O for my children to be bilingual. We are having breakfast in French again. Encore. Child No 1 groans, sticks her fingers in her ears, delivers an amusing (in her mind) French hand gesture and heads off early to school.
“Au revoir, chou-chou!” I cry. (Bye bye, pet)
“J’espere tu seras captive par le Latin.” (I hope you’ll be captivated by Latin!)
It’s Latin today. Child No 1 and I have a deal. If she passes Latin GSCE with a decent grade, she gets a lump sum. How else can you get a 13-year old to voluntarily do after-school Latin? Cash incentives work. Ask anyone in the City.
And with Latin comes Language Understanding which hopefully will improve her French. Thank goodness for Michael Gove and his Ebac. Now at least the schools are vaguely on my side, since the Ebac requirements insist that at least one Modern Language must be achieved at GCSE. Which is a bit more useful than doing Basketwork or one of the useless GCSEs which counted as a proper exam in the past. So Gove’s Ebac plus bribery might turn my eldest child into a linguist.
It is hard work, though. I hired a lovely chap called Gerard to come and chat in French to the others last year. Total disaster. They all hid under the table, teased him, were rude to him and essentially refused to speak. I was so embarrassed I ended up doing the French conversational hour on my own with him.

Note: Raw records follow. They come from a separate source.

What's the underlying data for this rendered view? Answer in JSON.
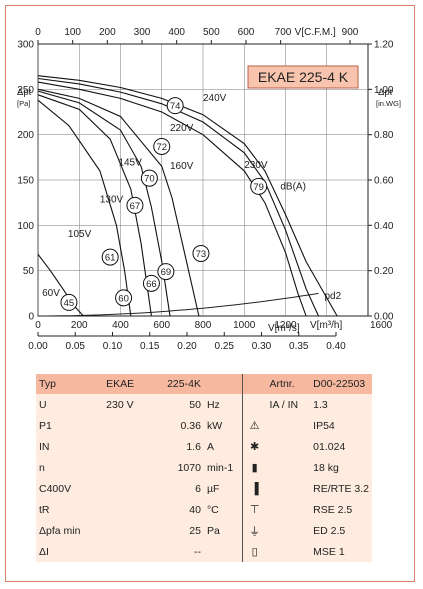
{
  "chart_data": {
    "type": "line",
    "title": "EKAE 225-4 K",
    "xlabel": "V[m³/h]",
    "ylabel": "Δpt [Pa]",
    "ylim": [
      0,
      300
    ],
    "xlim": [
      0,
      1600
    ],
    "grid": true,
    "y_ticks": [
      "0",
      "50",
      "100",
      "150",
      "200",
      "250",
      "300"
    ],
    "x_ticks": [
      "0",
      "200",
      "400",
      "600",
      "800",
      "1000",
      "1200"
    ],
    "x_end_tick": "1600",
    "top_axis": {
      "label": "V[C.F.M.]",
      "ticks": [
        "0",
        "100",
        "200",
        "300",
        "400",
        "500",
        "600",
        "700",
        "900"
      ]
    },
    "right_axis": {
      "label1": "Δpt",
      "label2": "[in.WG]",
      "ticks": [
        "0.00",
        "0.20",
        "0.40",
        "0.60",
        "0.80",
        "1.00",
        "1.20"
      ]
    },
    "bottom_axis": {
      "label": "V[m³/s]",
      "ticks": [
        "0.00",
        "0.05",
        "0.10",
        "0.15",
        "0.20",
        "0.25",
        "0.30",
        "0.35",
        "0.40"
      ]
    },
    "left_label_top": "Δpt",
    "left_label_unit": "[Pa]",
    "dyn_label": "pd2",
    "dba_label": "dB(A)",
    "series": [
      {
        "name": "240V",
        "x": [
          0,
          200,
          400,
          600,
          800,
          1000,
          1100,
          1200,
          1300,
          1400,
          1450
        ],
        "y": [
          265,
          260,
          252,
          240,
          222,
          190,
          160,
          112,
          60,
          20,
          0
        ]
      },
      {
        "name": "230V",
        "x": [
          0,
          200,
          400,
          600,
          800,
          1000,
          1100,
          1200,
          1300,
          1360
        ],
        "y": [
          262,
          256,
          247,
          234,
          214,
          180,
          148,
          95,
          30,
          0
        ]
      },
      {
        "name": "220V",
        "x": [
          0,
          200,
          400,
          600,
          800,
          1000,
          1100,
          1200,
          1260,
          1300
        ],
        "y": [
          258,
          250,
          240,
          225,
          200,
          160,
          125,
          70,
          25,
          0
        ]
      },
      {
        "name": "160V",
        "x": [
          0,
          200,
          400,
          600,
          650,
          700,
          750,
          780
        ],
        "y": [
          250,
          240,
          220,
          165,
          130,
          80,
          30,
          0
        ]
      },
      {
        "name": "145V",
        "x": [
          0,
          200,
          400,
          500,
          550,
          600,
          640
        ],
        "y": [
          248,
          235,
          205,
          165,
          120,
          60,
          0
        ]
      },
      {
        "name": "130V",
        "x": [
          0,
          200,
          350,
          450,
          500,
          550
        ],
        "y": [
          244,
          228,
          195,
          140,
          80,
          0
        ]
      },
      {
        "name": "105V",
        "x": [
          0,
          150,
          300,
          380,
          420,
          450
        ],
        "y": [
          238,
          210,
          160,
          100,
          50,
          0
        ]
      },
      {
        "name": "60V",
        "x": [
          0,
          60,
          120,
          180,
          220
        ],
        "y": [
          68,
          50,
          30,
          10,
          0
        ]
      }
    ],
    "dba_markers": [
      {
        "label": "74",
        "x": 665,
        "y": 232
      },
      {
        "label": "72",
        "x": 600,
        "y": 187
      },
      {
        "label": "70",
        "x": 540,
        "y": 152
      },
      {
        "label": "67",
        "x": 470,
        "y": 122
      },
      {
        "label": "61",
        "x": 350,
        "y": 65
      },
      {
        "label": "45",
        "x": 150,
        "y": 15
      },
      {
        "label": "60",
        "x": 415,
        "y": 20
      },
      {
        "label": "66",
        "x": 550,
        "y": 36
      },
      {
        "label": "69",
        "x": 620,
        "y": 49
      },
      {
        "label": "73",
        "x": 790,
        "y": 69
      },
      {
        "label": "79",
        "x": 1070,
        "y": 143
      }
    ],
    "series_label_pos": [
      {
        "name": "240V",
        "x": 800,
        "y": 237
      },
      {
        "name": "230V",
        "x": 1000,
        "y": 163
      },
      {
        "name": "220V",
        "x": 640,
        "y": 204
      },
      {
        "name": "160V",
        "x": 640,
        "y": 162
      },
      {
        "name": "145V",
        "x": 390,
        "y": 166
      },
      {
        "name": "130V",
        "x": 300,
        "y": 125
      },
      {
        "name": "105V",
        "x": 145,
        "y": 87
      },
      {
        "name": "60V",
        "x": 20,
        "y": 22
      }
    ]
  },
  "table": {
    "rows": [
      {
        "c1": "Typ",
        "c2": "EKAE",
        "c3": "225-4K",
        "c4": "",
        "i": "",
        "c5": "Artnr.",
        "c6": "D00-22503"
      },
      {
        "c1": "U",
        "c2": "230   V",
        "c3": "50",
        "c4": "Hz",
        "i": "",
        "c5": "IA / IN",
        "c6": "1.3"
      },
      {
        "c1": "P1",
        "c2": "",
        "c3": "0.36",
        "c4": "kW",
        "i": "warning-triangle",
        "c5": "",
        "c6": "IP54"
      },
      {
        "c1": "IN",
        "c2": "",
        "c3": "1.6",
        "c4": "A",
        "i": "star-box",
        "c5": "",
        "c6": "01.024"
      },
      {
        "c1": "n",
        "c2": "",
        "c3": "1070",
        "c4": "min-1",
        "i": "weight",
        "c5": "",
        "c6": "18 kg"
      },
      {
        "c1": "C400V",
        "c2": "",
        "c3": "6",
        "c4": "µF",
        "i": "motor-protection",
        "c5": "",
        "c6": "RE/RTE 3.2"
      },
      {
        "c1": "tR",
        "c2": "",
        "c3": "40",
        "c4": "°C",
        "i": "switch",
        "c5": "",
        "c6": "RSE 2.5"
      },
      {
        "c1": "Δpfa min",
        "c2": "",
        "c3": "25",
        "c4": "Pa",
        "i": "controller",
        "c5": "",
        "c6": "ED 2.5"
      },
      {
        "c1": "ΔI",
        "c2": "",
        "c3": "--",
        "c4": "",
        "i": "relay",
        "c5": "",
        "c6": "MSE 1"
      }
    ]
  },
  "colors": {
    "title_box": "#f8c4ae",
    "table_head": "#f6b9a0",
    "table_body": "#fdecdf",
    "frame": "#d9826a"
  }
}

I was so determined to get my children to speak French that last year I took them around the French speaking world for 14 weeks. All they learned during this experience was how to go up to the bar and ask for a glass of Coke, because I will never order it for one of my children. Yeah, and I bet Amy Chua doesn’t either.




3 July 2011 by James
Hi Rosie,
Our kids will never really grasp another language until they see the true necessity of it. During those 14 weeks, I imagine your kids always had someone (a parent) to speak French for them if they couldn’t do it themselves. Sending them off to France on their own will do it to a certain extent, but they will never really get it unless they have to live and fend for themselves as young adults for a prolonged period of time. The only Brits who speak French are those who have lived in France, aren’t they?
My message is that a learner will only truly grasp something if his subconscious deems it useful or worthy. This is why, despite spending hours of lessons at grammar school, I have retained absolutely nothing about the Periodic Table. Entre autres….
James
11 July 2011 by admin
I think you are absolutely right about the child having to understand something is useful or worthy. And like you
I also cannot remember one thing about the Periodic Table. I’d love to be better at French though and wish people (ie my parents) had pushed me more….
1 March 2012 by mother.wife.me
Next stop Amazon to buy your book. I am teaching my toddler to speak French, we have a group meeting with other mums – a mix of French, half-French and not French at all (like me) – once a week. Then there’s all the YouTube French cartoons, plus DVDs. I think your book is going to be very useful for holiday planning and keeping up the French experience!